+1 for Tailscale. Stupid simple to setup, free for non-business users, and it just works.
Even without the agent running, which is super cool
I’m another vote for Tailscale here. I use it myself to share my media hoard with my brother’s family and my mom and to admin their networks and servers remotely. It’s simple to set up and simple to use for the basic features like SSH. Some of the more advanced features like subnet routing have a small learning curve, but they’re easy enough to figure out if you invest a little time.
Tailscale + VSCode is an amazing combo. If you install tailscale ssh on your vm with `sudo tailscale up --ssh` you can then use the TS extension for Tailscale as a file explorer for all of your VM’s at once, along with a terminal.
Tailscale involves a 3rd party and you gotta trust Tailscale, and also removes the “home” from homeserver a bit IMHO.
Wireguard on a random 5 digit port and have router forward only udp packets for that specific port, should be very safe. Bonus if it runs in an unpriviledged container.
Should I also disable port 22 if the password auth is disabled? I’m debating between something like a WireGuard-easy docker container or Tailscale.

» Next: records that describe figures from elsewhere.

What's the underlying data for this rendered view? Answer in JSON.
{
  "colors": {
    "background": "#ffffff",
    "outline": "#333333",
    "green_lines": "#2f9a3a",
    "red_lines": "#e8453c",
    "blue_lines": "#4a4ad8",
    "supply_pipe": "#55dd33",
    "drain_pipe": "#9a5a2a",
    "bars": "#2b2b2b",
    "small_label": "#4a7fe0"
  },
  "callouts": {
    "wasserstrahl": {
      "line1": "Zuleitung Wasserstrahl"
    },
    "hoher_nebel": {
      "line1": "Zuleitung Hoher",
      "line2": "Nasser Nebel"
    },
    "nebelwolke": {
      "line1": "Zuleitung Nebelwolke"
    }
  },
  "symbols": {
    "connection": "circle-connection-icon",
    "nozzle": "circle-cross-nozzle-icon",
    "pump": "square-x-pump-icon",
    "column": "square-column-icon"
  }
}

Letting anyone on the internet hit my port 22 sounds like I’m asking for a breach, but idk.
If you don’t mean behind a VPN I’d have to disagree as RegreSSHion CVE-2024-6387 is a prefect example of why it’s a bad idea. You can certainly get by with locking down to specific IP addresses, but if you’re having to deal with dynamic users, that’s a real pain. Another option that the OP could consider is Port Knocking.

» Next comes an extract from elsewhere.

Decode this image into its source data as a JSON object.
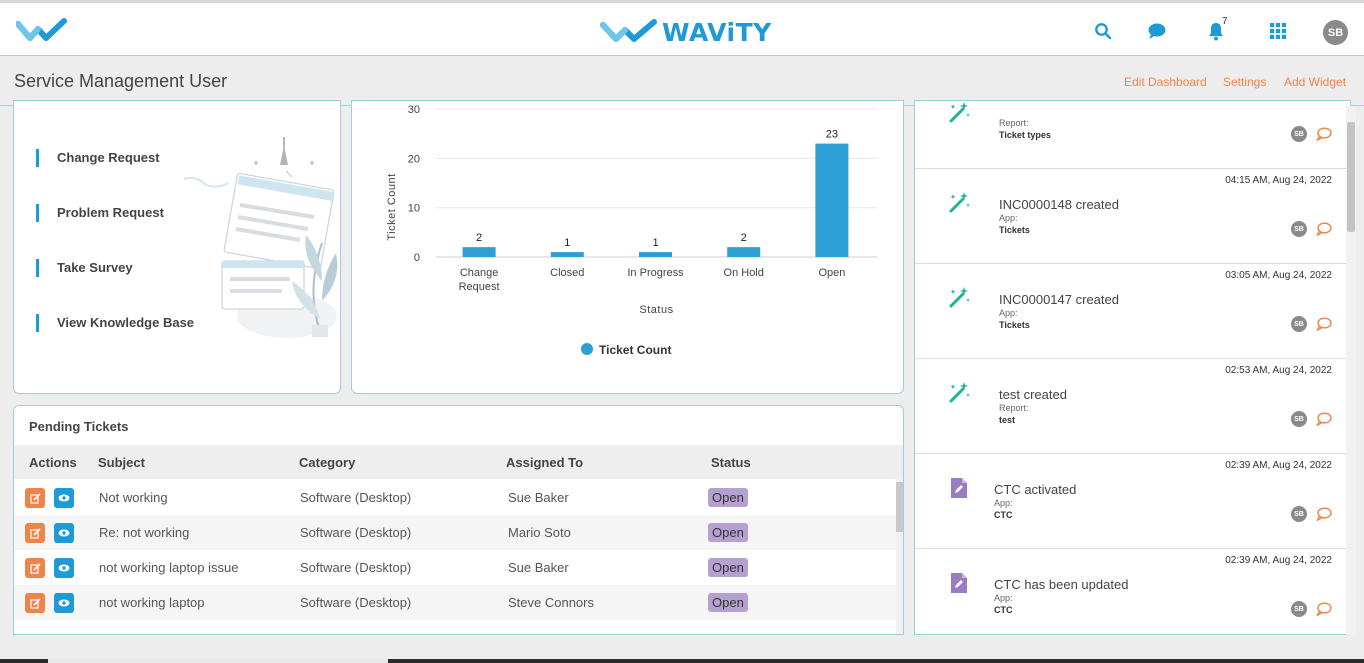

I already use rsa keys for ssh, but I need to disable SSH passwords. I’ll make sure I do that ASAP. I totally don’t use a waterfall for my root…

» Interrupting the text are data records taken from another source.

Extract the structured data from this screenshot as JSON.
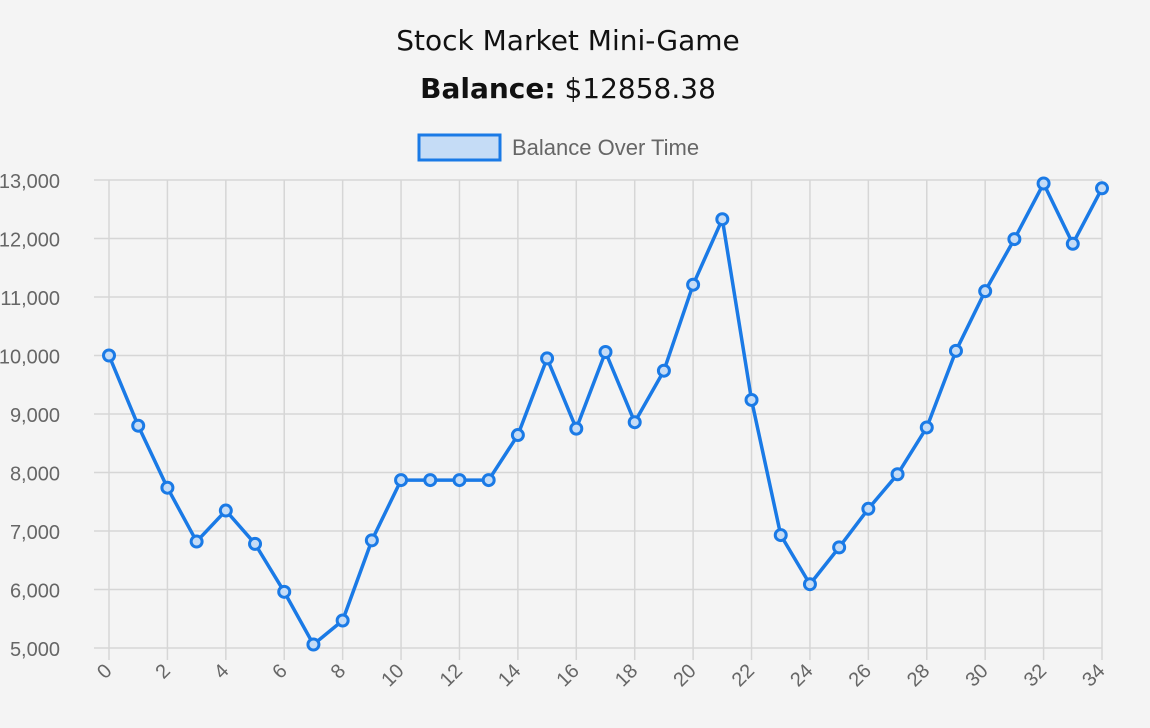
{
  "header": {
    "title": "Stock Market Mini-Game",
    "balance_label": "Balance:",
    "balance_value": "$12858.38"
  },
  "colors": {
    "line": "#1a7ae6",
    "legend_fill": "#c5dcf6",
    "grid": "#d6d6d6",
    "background": "#f4f4f4"
  },
  "chart_data": {
    "type": "line",
    "title": "",
    "xlabel": "",
    "ylabel": "",
    "legend": [
      "Balance Over Time"
    ],
    "legend_position": "top-center",
    "grid": true,
    "x": [
      0,
      1,
      2,
      3,
      4,
      5,
      6,
      7,
      8,
      9,
      10,
      11,
      12,
      13,
      14,
      15,
      16,
      17,
      18,
      19,
      20,
      21,
      22,
      23,
      24,
      25,
      26,
      27,
      28,
      29,
      30,
      31,
      32,
      33,
      34
    ],
    "x_tick_labels": [
      "0",
      "2",
      "4",
      "6",
      "8",
      "10",
      "12",
      "14",
      "16",
      "18",
      "20",
      "22",
      "24",
      "26",
      "28",
      "30",
      "32",
      "34"
    ],
    "y_tick_labels": [
      "5,000",
      "6,000",
      "7,000",
      "8,000",
      "9,000",
      "10,000",
      "11,000",
      "12,000",
      "13,000"
    ],
    "ylim": [
      5000,
      13000
    ],
    "xlim": [
      0,
      34
    ],
    "series": [
      {
        "name": "Balance Over Time",
        "values": [
          10000,
          8800,
          7740,
          6820,
          7350,
          6780,
          5960,
          5060,
          5470,
          6840,
          7870,
          7870,
          7870,
          7870,
          8640,
          9950,
          8750,
          10060,
          8860,
          9740,
          11210,
          12330,
          9240,
          6930,
          6090,
          6720,
          7380,
          7970,
          8770,
          10080,
          11100,
          11990,
          12940,
          11910,
          12858.38
        ]
      }
    ]
  }
}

You have a guide on how to set this up?
I recently switched to tailscale. It is a great service. You can share access to any of your devices with other tailscale accounts.
I shared SSH access to a web server via tailscale that a friend and myself maintain and it was ezpz.
Yeah Tailscale is amazing
Should I put in on the main machine or can I throw it in a docker container?
and also removes the “home” from homeserver a bit IMHO
If this was /r/selfhosted I could see this being a valid complaint but this is /r/HomeServer. All VPN traffic in Tailscale is peer to peer.
Tailscale servers are primarily used for NAT Traversal so that clients can talk to each other without ports needing to be forwarded.
While that’s technically all true, the OP was also asking about port forwarding 22, so Tailscale is a worlds better situation in terms of security but still at an achievable level for someone new to networking.
Don’t let perfect be the enemy of good. Make incremental, understandable changes.
Then go with Headscale
This is how I’ve got it. One forwarded UDP port, with wireguard behind it.
If you had to have SSH directly rather than a VPN protocol, fwknopd isn’t a bad way to hide it.
Your SSH server needs a port. i dont know if your homeserver is directly attached to the internet or a NAT/Firewall is inbetween. You can setup your Port Forwarding that the outside port is e.g. 6789 and the target port on your homeserver is still Port 22, in that case, don’t disable Port 22. Your Firewall in your NAT should block Port 22 tho.
Change the listening address from 0.0.0.0 to the server address. Then setup your firewall to reflect this. So that you have to be connected to wireguard or tailscale to get ssh.